There are several different types of clean cook stove. The ones the team are testing use the same fuel as open fires, wood (or biomass) but they incorporate a battery-powered fan that blows air through a contained furnace.
This produces a more efficient, less smoky fire.
The Liverpool School of Tropical Medicine team intends to distribute 16,000 stoves in the north of Malawi, and here in Chikwawa in the south. It will be the largest trial of its type ever undertaken anywhere in the world.
Ennere and her daughter have been recruited to the control group, meaning they will continue to use conventional cooking methods over a traditional open fire.
That might seem unfair, but it will allow researchers to compare their "stove intervention" with routine, smoky cooking practices.
At the end of the two-year study, during which the researchers will monitor the health of each child, every family involved will receive two of the cleaner, "advanced-burning" stoves.
If this team finds that the stoves they are testing prevent pneumonia, Dr Mortimer says this will be a definitive message for Malawi's government, and policymakers around the world, that this is a priority for their investment.
The 9,000th child
At the nearby Chikwawa District Hospital, the toll that lung disease takes here becomes clear.
Chifundo Ndamala is one of the clinical staff working for the research project, providing care for children involved in the study, as well as recording and tracking every case of pneumonia.
As Dr Mortimer puts it: "We're interested in counting cases of pneumonia, not dead children."
For that reason, the team has employed health workers and invested in diagnostic tools and antibiotics, so every child in the study has access to the treatment they need if they do become ill.
Chifundo is attending to one of the children from the control group - a young boy of about two.
He smiles warmly at the little boy as he examines him, but the toddler is wide-eyed and clings to his mother as they sit together on the bare mattress of the hospital bed.
"He was diagnosed with severe pneumonia three months ago," Chifundo tells me. "But he's doing well, he's responding to treatment now."
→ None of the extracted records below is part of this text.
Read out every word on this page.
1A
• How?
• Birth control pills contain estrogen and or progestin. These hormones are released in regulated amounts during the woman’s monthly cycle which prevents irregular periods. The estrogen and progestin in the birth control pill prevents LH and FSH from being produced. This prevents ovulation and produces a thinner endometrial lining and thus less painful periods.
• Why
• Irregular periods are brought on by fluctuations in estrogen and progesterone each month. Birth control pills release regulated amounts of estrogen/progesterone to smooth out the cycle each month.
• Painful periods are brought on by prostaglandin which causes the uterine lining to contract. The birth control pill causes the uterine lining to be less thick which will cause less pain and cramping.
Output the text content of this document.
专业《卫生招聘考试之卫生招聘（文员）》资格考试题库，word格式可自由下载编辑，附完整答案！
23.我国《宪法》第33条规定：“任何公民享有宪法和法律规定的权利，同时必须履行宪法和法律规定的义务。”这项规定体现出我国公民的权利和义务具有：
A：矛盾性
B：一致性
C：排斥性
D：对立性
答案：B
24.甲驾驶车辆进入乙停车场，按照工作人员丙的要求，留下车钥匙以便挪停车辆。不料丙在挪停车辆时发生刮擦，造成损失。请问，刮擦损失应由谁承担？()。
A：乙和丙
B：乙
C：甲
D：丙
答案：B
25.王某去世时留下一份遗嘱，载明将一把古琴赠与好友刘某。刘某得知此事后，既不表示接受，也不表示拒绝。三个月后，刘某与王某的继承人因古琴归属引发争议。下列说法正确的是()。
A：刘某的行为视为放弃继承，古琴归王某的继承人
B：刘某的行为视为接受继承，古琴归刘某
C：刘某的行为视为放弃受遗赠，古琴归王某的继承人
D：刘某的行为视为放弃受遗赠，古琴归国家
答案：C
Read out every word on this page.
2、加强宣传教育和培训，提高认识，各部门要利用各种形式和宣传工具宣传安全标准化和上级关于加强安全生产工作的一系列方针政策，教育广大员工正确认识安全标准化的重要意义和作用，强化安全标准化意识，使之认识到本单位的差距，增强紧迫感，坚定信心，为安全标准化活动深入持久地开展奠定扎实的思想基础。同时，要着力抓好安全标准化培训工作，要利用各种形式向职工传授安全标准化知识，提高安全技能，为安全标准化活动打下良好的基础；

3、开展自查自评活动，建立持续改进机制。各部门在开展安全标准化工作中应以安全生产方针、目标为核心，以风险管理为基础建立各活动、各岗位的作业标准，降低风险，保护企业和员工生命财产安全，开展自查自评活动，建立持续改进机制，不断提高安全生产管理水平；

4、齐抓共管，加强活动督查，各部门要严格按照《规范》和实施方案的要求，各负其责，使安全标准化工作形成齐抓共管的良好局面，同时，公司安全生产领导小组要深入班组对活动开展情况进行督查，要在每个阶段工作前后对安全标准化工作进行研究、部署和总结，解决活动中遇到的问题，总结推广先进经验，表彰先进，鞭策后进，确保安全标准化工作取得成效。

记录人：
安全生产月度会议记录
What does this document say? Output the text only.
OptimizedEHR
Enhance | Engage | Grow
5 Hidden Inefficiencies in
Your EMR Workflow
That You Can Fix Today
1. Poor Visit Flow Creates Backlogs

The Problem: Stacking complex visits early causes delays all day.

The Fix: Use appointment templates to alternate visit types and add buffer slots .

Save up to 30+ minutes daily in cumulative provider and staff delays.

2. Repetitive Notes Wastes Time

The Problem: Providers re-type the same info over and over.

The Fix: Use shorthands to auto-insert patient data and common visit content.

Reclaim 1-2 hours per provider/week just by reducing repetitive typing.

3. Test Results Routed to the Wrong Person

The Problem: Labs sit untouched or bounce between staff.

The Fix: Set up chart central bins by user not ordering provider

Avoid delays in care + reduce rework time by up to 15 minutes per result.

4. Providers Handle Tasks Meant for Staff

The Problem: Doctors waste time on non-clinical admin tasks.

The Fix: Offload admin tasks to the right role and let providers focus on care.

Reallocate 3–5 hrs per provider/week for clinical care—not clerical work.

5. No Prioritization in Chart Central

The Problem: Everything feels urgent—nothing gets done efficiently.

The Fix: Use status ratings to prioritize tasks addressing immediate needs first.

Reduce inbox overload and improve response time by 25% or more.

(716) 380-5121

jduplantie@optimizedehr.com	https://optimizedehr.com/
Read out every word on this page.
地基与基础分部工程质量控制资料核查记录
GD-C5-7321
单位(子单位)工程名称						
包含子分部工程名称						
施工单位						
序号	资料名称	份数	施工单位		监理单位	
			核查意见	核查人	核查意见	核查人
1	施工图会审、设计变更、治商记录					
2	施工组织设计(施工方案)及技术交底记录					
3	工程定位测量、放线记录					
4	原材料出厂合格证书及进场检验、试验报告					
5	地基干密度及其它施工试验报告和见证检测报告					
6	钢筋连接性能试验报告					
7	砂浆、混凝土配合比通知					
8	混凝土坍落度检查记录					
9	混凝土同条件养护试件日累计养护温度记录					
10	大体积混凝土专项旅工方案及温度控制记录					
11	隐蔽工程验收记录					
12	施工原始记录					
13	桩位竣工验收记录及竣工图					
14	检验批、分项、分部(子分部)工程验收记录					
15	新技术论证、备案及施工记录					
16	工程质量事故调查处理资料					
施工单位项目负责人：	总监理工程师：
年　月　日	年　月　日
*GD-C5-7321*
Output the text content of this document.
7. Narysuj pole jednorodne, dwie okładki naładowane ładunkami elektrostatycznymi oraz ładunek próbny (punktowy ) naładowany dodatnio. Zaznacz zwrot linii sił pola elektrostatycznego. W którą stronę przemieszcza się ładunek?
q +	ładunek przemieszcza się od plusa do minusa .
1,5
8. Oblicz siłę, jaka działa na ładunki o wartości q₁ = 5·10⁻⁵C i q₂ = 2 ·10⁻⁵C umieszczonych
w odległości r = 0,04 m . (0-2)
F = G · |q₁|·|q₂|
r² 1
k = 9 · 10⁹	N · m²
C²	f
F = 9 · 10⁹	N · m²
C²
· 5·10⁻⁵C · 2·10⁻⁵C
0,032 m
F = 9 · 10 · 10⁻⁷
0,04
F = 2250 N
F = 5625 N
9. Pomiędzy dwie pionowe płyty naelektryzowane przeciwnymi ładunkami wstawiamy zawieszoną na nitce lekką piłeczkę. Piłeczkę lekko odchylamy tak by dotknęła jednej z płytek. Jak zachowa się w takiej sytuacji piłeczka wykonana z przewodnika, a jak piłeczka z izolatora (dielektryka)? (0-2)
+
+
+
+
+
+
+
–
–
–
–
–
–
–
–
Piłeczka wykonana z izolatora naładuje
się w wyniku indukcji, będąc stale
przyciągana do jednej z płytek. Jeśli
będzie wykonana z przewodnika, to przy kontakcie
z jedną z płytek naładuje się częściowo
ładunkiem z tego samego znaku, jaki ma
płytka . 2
This is a country where healthcare is basic - there are approximately 50,000 people for every doctor in Malawi. And staff here in the children's ward have to work with the few resources they have to care for their young patients, some of whom are critically ill.
But this project does mean that Chifundo is on hand to help.
"This is not a place of comfort," says Dr Mortimer, "but it is a place where people are doing their utmost to provide the best possible care with the resources they have."
Chifundo is even more optimistic.
"We're able to treat children who will be the leaders of this nation one day," he says.
"It's rewarding job; just seeing a child recover and go home, it's good for the soul."
Dr Mortimer also hopes the study and the eventual publication of its findings will "raise the profile" of indoor smoke exposure.
"People should know," he says, "that this is a condition that causes millions of deaths every year".